IndexError: arrays used as indices must be of integer (or boolean) type
In [228]: x[vals[:,0].astype(int)] = vals[:,1]
In [229]: x
Out[229]: array([ 2.42, 4.55, 4.55, 2.56, 4.55, 4.55, 4.55, 4.55, 4.55, 4.55])
The dictionary items() (or list(items()) in PY3) gives a list of tuples. Newer numpy versions don't like to use floats as indices, so we have to add a few steps to preserve the integer key values.
This might be the simplest:
x[list(dd['distro'].keys())] = list(dd['distro'].values())
(I assume keys, values and items return values in the same key order).
For this small case I suspect the plain iterative approach is faster. But something much larger one of that latter ones is probably better. I can't predict where the cross over occurs.
scipy.sparse makes 2d matrices. It does not implement any sort of const fill. (Pandas sparse does have such a fill). We could certainly construct a sparse matrix from dd['size'] and dd['distro']. But I don't know if it will offer any speed advantages.
And if Tensorflow is your real target, then you may need to look more at its construction methods. Maybe you don't need to pass through numpy or sparse at all.
This x, without the const can be represented as a scipy sparse matrix with:
In [247]: Xo = sparse.coo_matrix([x])
In [248]: Xo
Out[248]:
<1x10 sparse matrix of type '<class 'numpy.float64'>'
with 2 stored elements in COOrdinate format>
Its key attributes are:
In [249]: Xo.data
Out[249]: array([ 2.42, 2.56])
In [250]: Xo.row
Out[250]: array([0, 0], dtype=int32)
In [251]: Xo.col
Out[251]: array([0, 3], dtype=int32)
In [252]: Xo.shape
Out[252]: (1, 10)
Xr=Xo.tocsr() the csr format is similar, except the row attribute is replaced with a indptr array, which has one value per row (+1), so it doesnt' grow with the number of non-zero terms. It is used for most sparse math.

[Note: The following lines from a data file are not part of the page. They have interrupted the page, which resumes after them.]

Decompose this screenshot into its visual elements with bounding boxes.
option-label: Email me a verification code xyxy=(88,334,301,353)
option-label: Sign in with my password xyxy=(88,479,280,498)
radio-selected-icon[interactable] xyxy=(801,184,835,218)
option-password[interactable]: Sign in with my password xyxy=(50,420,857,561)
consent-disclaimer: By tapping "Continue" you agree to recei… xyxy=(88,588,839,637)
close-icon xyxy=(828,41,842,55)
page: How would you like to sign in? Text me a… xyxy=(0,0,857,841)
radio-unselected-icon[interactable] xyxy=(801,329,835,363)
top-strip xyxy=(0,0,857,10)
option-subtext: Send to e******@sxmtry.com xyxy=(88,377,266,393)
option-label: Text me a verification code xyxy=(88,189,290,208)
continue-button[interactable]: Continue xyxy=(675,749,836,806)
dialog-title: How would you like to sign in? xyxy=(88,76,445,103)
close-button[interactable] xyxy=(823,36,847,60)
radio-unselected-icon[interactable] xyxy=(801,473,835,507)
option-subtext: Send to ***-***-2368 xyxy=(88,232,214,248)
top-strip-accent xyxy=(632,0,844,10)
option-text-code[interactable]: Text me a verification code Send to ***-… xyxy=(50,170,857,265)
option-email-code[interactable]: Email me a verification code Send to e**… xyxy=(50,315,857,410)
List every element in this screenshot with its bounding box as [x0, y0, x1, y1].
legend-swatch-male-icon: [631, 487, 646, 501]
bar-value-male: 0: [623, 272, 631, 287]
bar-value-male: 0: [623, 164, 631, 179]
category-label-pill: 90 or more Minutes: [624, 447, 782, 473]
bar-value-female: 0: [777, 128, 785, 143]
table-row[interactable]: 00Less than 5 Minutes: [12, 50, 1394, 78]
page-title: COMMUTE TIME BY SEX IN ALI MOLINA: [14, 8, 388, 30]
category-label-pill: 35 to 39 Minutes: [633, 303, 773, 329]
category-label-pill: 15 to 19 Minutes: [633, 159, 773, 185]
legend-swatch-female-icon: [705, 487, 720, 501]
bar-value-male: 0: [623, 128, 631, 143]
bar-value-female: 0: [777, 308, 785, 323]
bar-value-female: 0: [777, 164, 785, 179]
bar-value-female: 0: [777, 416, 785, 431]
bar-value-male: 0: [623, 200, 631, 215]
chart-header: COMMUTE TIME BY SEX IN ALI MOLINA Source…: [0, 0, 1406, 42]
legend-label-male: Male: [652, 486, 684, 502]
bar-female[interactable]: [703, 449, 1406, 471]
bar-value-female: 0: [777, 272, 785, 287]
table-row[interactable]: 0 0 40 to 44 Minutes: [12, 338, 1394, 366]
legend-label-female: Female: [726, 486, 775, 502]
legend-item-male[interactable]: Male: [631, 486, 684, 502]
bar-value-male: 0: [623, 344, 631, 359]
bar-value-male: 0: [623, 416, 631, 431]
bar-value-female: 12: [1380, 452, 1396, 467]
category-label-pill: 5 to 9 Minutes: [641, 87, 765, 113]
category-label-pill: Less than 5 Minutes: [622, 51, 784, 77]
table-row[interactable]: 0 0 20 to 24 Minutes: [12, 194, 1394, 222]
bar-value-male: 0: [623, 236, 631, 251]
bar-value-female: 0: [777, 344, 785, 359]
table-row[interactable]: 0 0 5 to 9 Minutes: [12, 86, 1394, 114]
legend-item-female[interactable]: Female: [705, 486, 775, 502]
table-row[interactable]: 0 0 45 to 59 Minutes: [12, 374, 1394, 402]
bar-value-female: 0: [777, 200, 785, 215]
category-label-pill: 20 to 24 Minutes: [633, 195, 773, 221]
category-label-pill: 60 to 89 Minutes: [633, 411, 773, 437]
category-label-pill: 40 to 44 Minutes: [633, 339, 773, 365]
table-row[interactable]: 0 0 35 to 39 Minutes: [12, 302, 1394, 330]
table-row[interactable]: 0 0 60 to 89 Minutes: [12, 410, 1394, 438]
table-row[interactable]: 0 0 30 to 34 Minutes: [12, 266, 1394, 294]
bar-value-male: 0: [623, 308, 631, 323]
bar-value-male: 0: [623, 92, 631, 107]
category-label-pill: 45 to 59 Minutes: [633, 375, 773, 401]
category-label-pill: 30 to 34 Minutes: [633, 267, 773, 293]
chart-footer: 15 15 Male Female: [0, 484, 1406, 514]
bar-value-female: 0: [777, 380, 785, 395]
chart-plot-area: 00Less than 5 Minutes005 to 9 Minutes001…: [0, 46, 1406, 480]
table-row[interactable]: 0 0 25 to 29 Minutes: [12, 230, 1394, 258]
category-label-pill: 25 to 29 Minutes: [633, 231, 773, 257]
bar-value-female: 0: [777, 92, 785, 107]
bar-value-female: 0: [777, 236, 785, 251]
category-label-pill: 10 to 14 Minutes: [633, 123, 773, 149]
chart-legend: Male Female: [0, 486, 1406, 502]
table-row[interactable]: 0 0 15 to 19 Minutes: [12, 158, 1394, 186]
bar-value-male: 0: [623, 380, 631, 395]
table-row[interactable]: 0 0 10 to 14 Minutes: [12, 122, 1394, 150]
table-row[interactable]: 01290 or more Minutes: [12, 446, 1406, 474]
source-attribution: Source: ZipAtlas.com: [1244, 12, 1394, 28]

There is also a dok format, which is actually a dictionary subclass:
In [258]: dict(Xo.todok())
Out[258]: {(0, 0): 2.4199999999999999, (0, 3): 2.5600000000000001}
If the input is valid json, you will need to convert index keys to integer.
In [281]: jstr
Out[281]: '{"distro": {"0": 2.42, "3": 2.56}, "constant": 4.55, "size": 10}'
In [282]: jdd = json.loads(jstr)
In [283]: jdd
Out[283]: {'constant': 4.55, 'distro': {'0': 2.42, '3': 2.56}, 'size': 10}
In [284]: list(jdd['distro'].keys())
Out[284]: ['0', '3']
In [285]: np.array(list(jdd['distro'].keys()),int)
Out[285]: array([0, 3])
In [286]: np.array(list(jdd['distro'].values()))
Out[286]: array([ 2.42, 2.56])
My impression from SO searches is that json.load is as fast, if not faster than eval. It has to parse a much simpler syntax.
python eval vs ast.literal_eval vs JSON decode
If you can process the json strings, and store them in some sort intermediate data structure there are several possibilities. How 'sparse' are these vectors? If the dictionary has values for nearly all the 1000 'size' entries, it may be best to build the full numpy array and save that that (e.g. with np.save/load pair).
If it is sparse (say 10% of the values being non-const), the saving the 2 index and values arrays may make more sense (out 285 and 284). Either keep them separate, or join them in the kind of structured array I produced earlier.